既存住宅状況調査とは?

消費者(主に買主様)が中古住宅物件の状況や品質がわかるようにするため、第三者が客観的に住宅の検査・調査を行なうことです。 消費者が安心して依頼できるよう、中古住宅の取引時(契約前)に行なわれています。

中古住宅は、新築時の品質や性能の違いに加え、その後の維持管理や経年劣化の状況により、物件毎の品質等に差があることから、消費者は、その品質や性能に不安を感じており、中古住宅の売買時点の物件状況を把握できる、建物状況調査(インスペクション)のニーズが高まっています。

弊社では、国土交通省から示された「既存住宅インスペクション・ガイドライン」に基づき、上記建物状況検査(既存住宅に係る一時的なインスペクション)を建築士かつ既存住宅状況検査技術者(※1)という位置付けで行ないます。

なお、検査のご依頼は、売主様・買主様・仲介業者様等、どなたでも可能ですが、検査対象物件所有者の承諾を得る必要があります。
国土交通省から示された「既存住宅インスペクション・ガイドライン」では、建築の専門的知識を有していない消費者は、状況検査の結果として、住宅の現状に関する客観的な報告内容だけでなく、住宅がどういう状態にあるのか(居住する上で問題が無いのか、構造上の安全性や雨漏りなどの耐久性といった面で問題があるのか等)に関する情報を求めているため、建物の一定基準への適合性を判定した結果を報告するものとして、既存住宅の基礎的なインスペクションを「現況検査」と称しています。

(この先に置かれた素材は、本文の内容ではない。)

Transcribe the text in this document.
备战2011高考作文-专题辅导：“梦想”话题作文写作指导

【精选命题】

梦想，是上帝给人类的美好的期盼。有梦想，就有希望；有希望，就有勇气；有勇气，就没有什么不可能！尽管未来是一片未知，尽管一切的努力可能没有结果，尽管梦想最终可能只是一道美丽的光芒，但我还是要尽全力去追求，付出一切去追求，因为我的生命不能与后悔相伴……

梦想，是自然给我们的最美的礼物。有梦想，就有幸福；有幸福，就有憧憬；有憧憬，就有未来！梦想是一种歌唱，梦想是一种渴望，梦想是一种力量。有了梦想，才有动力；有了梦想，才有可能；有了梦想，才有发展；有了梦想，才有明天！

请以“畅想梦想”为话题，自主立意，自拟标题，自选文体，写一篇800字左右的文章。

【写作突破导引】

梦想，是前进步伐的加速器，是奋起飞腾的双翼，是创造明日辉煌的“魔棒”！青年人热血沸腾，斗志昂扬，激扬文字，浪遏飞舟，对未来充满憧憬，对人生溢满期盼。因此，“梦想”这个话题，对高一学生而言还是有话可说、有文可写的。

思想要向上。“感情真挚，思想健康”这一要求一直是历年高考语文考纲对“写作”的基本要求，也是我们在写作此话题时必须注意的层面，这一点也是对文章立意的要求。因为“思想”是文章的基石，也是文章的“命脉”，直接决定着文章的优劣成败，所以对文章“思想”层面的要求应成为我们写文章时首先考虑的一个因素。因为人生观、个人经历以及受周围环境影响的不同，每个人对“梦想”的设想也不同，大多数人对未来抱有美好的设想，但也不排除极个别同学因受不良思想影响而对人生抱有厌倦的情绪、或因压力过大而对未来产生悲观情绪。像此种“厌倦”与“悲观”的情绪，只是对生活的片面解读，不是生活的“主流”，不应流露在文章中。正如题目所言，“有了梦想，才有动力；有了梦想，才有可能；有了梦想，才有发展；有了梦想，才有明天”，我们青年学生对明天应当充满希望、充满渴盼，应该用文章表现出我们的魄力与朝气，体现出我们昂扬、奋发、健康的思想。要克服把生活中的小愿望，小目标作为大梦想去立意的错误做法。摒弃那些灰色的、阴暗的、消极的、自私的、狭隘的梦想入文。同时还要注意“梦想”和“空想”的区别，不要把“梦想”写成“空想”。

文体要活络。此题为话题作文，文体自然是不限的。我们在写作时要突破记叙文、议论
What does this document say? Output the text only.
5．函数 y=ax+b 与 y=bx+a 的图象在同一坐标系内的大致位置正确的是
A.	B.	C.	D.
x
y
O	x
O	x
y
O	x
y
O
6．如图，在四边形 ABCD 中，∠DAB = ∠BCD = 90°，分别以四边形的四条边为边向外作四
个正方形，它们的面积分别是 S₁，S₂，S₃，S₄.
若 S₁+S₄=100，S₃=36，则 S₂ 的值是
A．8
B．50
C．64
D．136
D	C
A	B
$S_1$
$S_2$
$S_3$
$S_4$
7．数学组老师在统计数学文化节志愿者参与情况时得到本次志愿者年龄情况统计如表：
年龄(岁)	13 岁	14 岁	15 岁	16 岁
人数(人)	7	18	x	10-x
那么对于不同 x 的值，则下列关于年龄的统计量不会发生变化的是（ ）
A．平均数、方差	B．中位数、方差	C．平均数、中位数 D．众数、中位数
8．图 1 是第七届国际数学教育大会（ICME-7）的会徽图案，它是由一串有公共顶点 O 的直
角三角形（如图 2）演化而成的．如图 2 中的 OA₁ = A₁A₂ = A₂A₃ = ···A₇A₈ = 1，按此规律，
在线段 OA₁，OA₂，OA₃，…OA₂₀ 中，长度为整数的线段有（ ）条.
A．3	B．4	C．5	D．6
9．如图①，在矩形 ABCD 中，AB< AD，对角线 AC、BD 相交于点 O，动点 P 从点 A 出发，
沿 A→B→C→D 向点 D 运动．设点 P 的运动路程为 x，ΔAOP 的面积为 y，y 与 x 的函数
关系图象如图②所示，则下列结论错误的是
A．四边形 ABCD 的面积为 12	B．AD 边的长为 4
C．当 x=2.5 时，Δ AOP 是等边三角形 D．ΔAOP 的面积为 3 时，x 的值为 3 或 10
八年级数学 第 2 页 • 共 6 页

今後、この建物状況調査のことを既存住宅状況調査と呼び方を変更し、既存住宅状況技術者でなければこの調査が実施できないしくみを構築しております。十分な知識を有する資格者による建物状況調査が既存住宅状況調査ということになります。

なお、「診断」とする場合は、劣化事象等の原因や当該事象の生じている範囲を特定するものであることが必要ですが、中古住宅売買時の利用を対象としたインスペクションにおいては、「診断」まで実施することは困難であるため、「診断」ではなく「検査」(※2)としています。

※1:建物状況調査を実施できるのは、既存住宅状況調査技術者のみである。(H29.4.1現在)

※2:目視等を中心とした非破壊による状況調査を行い、構造安全性や日常生活上の支障があると考えられる劣化事象等の有無を把握しようとするもの

■既存住宅状況調査の範囲

売買の対象となる住宅について、基礎・外壁等の住宅の部位毎に生じているひび割れ、欠損といった劣化事象及びその他不具合である事象(以下「劣化事象等」という)の状況を目視・を中心とした非破壊調査により把握し、その調査・検査結果を依頼主に対し報告いたします。

中古住宅用1
中古住宅用2
中古住宅用3
中古住宅用4

調査状況写真です。

レーザー測定機により水平・垂直にレーザーを照射させて計測したい対象と距離を測り傾きを確認したり、点検口からの目視確認で床下・天井を調査します。